Le feuilleton judiciaire de Vital Kamerhe, l’un des opposants les plus en vue en République démocratique du Congo, a rebondi lundi à Kinshasa avec son renvoi devant la Cour constitutionnelle.

Ancien président de l’Assemblée nationale et ex-meilleur allié du président congolais Joseph Kabila, M. Kamerhe est poursuivi par la justice pour une affaire de diffamation.

Lundi, la Cour suprême de justice a estimé qu’elle était compétente pour juger M. Kamerhe. Face à cette décision, les avocats de l’opposant ont déposé une requête en inconstitutionnalité, qui a été accepté par la Cour.

Ce pourvoi doit donc désormais être examiné, à une date non encore déterminée, par la Cour constitutionnelle, nouvellement entrée en fonction.

Président de l’Union pour la nation congolaise (UNC), M. Kamerhe est poursuivie pour une affaire qui l’oppose à une députée du parti au pouvoir, le Parti du peuple pour la reconstruction et la démocratie, Wivine Moleka.

En 2011, l’opposant avait fait des déclarations dénonçant une fraude électorale massive et avait cité en exemple le cas de la députée.

Un procès était ouvert mais les deux parties étaient parvenues à un arrangement à l’amiable.

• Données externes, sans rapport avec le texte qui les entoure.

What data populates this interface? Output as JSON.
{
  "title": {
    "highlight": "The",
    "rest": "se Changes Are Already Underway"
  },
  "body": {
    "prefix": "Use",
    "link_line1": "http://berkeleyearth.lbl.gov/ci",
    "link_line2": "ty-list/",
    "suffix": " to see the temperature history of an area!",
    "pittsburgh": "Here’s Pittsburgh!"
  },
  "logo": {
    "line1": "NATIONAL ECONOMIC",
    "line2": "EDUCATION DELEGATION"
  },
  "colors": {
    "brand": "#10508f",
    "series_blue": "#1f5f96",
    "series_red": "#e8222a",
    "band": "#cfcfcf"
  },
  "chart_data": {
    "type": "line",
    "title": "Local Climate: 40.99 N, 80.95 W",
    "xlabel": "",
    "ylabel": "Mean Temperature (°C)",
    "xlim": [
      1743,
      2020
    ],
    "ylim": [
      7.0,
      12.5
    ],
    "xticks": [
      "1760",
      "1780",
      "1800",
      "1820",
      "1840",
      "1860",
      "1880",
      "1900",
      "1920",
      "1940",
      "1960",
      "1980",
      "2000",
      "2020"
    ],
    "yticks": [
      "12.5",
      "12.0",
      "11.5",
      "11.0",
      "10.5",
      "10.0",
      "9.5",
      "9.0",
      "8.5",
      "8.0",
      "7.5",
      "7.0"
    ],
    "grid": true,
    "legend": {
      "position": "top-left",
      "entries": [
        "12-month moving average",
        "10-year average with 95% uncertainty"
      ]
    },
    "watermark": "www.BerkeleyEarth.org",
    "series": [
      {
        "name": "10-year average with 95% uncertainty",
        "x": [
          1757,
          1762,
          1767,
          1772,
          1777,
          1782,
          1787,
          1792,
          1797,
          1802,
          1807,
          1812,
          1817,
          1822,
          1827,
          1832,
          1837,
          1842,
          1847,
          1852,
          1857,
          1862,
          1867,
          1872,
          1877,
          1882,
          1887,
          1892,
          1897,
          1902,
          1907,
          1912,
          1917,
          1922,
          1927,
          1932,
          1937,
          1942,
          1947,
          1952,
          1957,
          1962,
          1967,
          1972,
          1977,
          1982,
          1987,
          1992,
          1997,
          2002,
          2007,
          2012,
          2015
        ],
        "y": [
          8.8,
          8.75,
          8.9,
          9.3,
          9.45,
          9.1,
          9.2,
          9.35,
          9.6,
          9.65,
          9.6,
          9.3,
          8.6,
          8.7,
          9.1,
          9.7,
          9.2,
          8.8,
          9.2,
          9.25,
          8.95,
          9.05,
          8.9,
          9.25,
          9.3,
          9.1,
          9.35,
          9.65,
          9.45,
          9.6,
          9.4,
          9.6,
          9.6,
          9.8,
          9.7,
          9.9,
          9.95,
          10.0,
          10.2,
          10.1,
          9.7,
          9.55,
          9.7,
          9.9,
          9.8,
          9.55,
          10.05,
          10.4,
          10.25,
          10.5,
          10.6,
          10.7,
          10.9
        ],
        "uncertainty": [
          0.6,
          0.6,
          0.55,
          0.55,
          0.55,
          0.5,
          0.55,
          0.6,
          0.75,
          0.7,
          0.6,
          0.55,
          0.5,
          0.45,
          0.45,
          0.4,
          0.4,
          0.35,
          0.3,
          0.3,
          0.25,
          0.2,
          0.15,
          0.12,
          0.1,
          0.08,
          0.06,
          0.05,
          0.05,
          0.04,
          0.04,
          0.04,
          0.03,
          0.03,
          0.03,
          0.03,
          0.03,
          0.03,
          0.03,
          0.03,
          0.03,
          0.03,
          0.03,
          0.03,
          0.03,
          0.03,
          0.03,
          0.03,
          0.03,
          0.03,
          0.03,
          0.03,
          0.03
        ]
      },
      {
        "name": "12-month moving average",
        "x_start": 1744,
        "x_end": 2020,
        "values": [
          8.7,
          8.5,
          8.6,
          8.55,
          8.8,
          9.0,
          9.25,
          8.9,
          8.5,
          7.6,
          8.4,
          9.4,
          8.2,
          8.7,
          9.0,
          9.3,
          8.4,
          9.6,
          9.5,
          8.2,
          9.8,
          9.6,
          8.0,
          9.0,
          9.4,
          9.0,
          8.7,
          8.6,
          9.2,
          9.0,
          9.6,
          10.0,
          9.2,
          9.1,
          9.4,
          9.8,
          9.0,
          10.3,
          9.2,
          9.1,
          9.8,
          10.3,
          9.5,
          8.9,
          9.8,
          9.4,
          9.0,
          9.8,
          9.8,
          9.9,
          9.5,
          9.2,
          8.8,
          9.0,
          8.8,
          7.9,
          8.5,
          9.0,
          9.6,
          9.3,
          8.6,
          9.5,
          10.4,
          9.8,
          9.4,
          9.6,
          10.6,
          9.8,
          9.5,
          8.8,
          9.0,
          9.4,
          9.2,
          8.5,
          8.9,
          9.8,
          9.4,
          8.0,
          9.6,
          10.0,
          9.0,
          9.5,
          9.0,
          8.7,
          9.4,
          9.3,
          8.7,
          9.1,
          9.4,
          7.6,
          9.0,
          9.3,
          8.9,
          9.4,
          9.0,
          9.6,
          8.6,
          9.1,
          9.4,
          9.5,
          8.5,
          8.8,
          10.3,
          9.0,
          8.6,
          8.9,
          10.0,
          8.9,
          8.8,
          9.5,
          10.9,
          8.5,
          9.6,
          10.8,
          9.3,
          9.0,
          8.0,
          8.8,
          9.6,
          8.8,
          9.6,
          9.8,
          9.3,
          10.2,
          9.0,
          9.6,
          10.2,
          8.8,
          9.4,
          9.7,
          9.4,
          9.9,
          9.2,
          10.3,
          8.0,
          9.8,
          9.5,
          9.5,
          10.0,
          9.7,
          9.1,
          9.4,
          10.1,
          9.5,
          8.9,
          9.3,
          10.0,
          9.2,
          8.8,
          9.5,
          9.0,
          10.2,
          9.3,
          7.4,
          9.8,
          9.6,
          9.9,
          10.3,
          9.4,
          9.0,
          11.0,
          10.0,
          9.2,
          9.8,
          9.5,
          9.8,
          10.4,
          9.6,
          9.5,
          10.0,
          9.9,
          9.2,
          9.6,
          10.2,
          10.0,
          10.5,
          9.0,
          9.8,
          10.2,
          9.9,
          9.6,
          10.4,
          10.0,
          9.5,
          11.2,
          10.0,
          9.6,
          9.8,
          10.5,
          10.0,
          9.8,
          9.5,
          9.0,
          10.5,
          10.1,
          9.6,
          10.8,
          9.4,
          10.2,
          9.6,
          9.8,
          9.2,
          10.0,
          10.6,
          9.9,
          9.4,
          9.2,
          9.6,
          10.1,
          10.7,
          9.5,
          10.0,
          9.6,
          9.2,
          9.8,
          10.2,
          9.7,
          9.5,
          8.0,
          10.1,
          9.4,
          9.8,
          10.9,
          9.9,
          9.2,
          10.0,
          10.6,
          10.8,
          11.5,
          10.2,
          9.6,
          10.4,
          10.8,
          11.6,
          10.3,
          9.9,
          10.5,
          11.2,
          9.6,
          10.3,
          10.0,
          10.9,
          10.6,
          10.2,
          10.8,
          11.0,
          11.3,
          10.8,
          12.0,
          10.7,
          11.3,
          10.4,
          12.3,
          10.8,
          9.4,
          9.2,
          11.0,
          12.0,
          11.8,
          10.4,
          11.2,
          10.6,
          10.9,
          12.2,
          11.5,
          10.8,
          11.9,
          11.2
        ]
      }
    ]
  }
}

L’Union pour la Nation Congolaise, le parti de Kamerhe dénonce la nouvelle procédure comme  un acharnement aux allures politiciennes destiné à empêcher son leader de se présenter à la prochaine présidentielle en obtenant sa condamnation.

Selon l’AFP, Me Mukendi s’est étonné de la “célérité de la procédure” relancée selon lui par le ministère public lundi, après une semaine de violences meurtrières à Kinshasa provoquées par un projet de révision de la loi électorale pourfendu par un collectif d’opposants codirigé par M. Kamerhe.

Pour les opposants, la révision de la loi électorale n’a d’autre but que de permettre à M. Kabila, de se maintenir à la tête de l’État au-delà de ce que permet la Constitution. Bien qu’amputée de sa disposition la plus contestée, la nouvelle loi adoptée dimanche ne semble en mesure d’apaiser aucune des craintes qu’ils avaient exprimées.

M. Kabila est au pouvoir depuis 2001. La Constitution lui interdit de se représenter au terme de son mandat, fin 2016.

Ancien président de l’Assemblée nationale, M. Kamerhe a été le directeur de campagne de M. Kabila lors de l’élection présidentielle de 2006. Entré en dissidence en 2010, il est arrivé troisième (avec moins de 8% des voix) à la présidentielle de 2011, marquée par des irrégularités massives.

Le secrétaire général de l’UNC, Jean-Bertrand Ewanga, avait été condamné en août à un an de prison ferme après un meeting de l’opposition dénonçant les velléités prêtées alors à M. Kabila de vouloir modifier le constitution pour pouvoir se représenter en 2016.